Memorial flags are most often used in the U.S. to honor veterans. One of the most common among these is the POW/MIA flag, which came into being as a result of the high number of troops who were imprisoned or went missing during the Vietnam War. If you’re considering raising one of these flags in honor of someone you love, consider the many facets of this memorial flag and its important history.
What Is the POW/MIA Memorial Flag?
What Does It Look Like?
The POW/MIA flag is one of the most recognizable memorial flags in the U.S. This black and white memorial flag depicts the silhouette of a prisoner of war in the foreground and shows a guard tower and barbed wire in the distance. Above the image are the acronyms, "POW/MIA," and just below it reads the phrase, “You Are Not Forgotten.”
What Is Its History?
POW stands for prisoner of war, and MIA means missing in action. The POW/MIA flag was created in the early 1970s by the National League of POW/MIA Families as a way to recognize and commemorate soldiers of the Vietnam War who were held in captivity or never accounted for. It is flown in the rotunda of the U.S. Capitol.

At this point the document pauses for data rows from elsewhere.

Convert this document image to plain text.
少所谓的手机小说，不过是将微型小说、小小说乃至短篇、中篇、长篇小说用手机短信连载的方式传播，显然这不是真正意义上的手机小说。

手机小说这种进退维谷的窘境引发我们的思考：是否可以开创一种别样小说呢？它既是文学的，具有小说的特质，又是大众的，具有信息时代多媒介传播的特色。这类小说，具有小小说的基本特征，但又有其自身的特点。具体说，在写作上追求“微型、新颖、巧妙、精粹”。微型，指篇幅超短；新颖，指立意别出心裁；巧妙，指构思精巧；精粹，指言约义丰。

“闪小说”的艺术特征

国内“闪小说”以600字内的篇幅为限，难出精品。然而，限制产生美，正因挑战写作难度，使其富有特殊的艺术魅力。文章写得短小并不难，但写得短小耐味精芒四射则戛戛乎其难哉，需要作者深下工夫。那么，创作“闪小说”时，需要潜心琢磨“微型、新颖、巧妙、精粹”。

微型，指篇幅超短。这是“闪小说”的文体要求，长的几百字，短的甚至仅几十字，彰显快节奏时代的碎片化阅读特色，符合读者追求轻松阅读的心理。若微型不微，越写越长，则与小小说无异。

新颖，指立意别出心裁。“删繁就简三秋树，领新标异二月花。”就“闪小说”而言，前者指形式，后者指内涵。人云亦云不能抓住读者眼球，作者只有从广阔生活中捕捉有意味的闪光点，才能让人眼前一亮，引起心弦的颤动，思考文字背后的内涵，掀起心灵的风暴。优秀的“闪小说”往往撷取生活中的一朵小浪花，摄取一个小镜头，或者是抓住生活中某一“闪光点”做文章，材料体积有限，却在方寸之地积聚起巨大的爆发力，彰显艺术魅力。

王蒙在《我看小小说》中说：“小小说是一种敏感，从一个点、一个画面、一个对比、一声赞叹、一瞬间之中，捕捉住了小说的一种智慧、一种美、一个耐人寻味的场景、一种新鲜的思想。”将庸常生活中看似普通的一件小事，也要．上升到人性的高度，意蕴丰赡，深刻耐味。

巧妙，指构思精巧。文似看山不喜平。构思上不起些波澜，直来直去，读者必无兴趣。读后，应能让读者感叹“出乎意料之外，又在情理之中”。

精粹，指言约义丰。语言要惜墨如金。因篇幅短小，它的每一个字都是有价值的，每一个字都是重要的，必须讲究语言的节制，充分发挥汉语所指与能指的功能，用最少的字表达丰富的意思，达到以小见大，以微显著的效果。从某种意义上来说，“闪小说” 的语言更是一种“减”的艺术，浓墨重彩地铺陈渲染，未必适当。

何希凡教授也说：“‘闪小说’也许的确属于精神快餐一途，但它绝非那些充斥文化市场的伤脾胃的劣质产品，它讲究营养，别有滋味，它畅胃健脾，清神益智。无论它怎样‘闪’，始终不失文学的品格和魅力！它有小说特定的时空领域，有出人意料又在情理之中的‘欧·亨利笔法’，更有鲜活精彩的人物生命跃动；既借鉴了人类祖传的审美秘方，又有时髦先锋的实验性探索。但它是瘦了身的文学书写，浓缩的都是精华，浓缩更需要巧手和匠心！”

What Are the Laws Governing Its Use?
According to the 1998 Defense Authorization Act, the POW/MIA memorial flag must fly on the following six days of the year: Armed Forces Day, Memorial Day, Flag Day, Independence Day, National POW/MIA Recognition Day, and Veterans Day. Additionally, the law requires the display of the flag at the White House, U.S. Capitol, the Department of Veterans Affairs, federal cemeteries, post offices, and many other government buildings.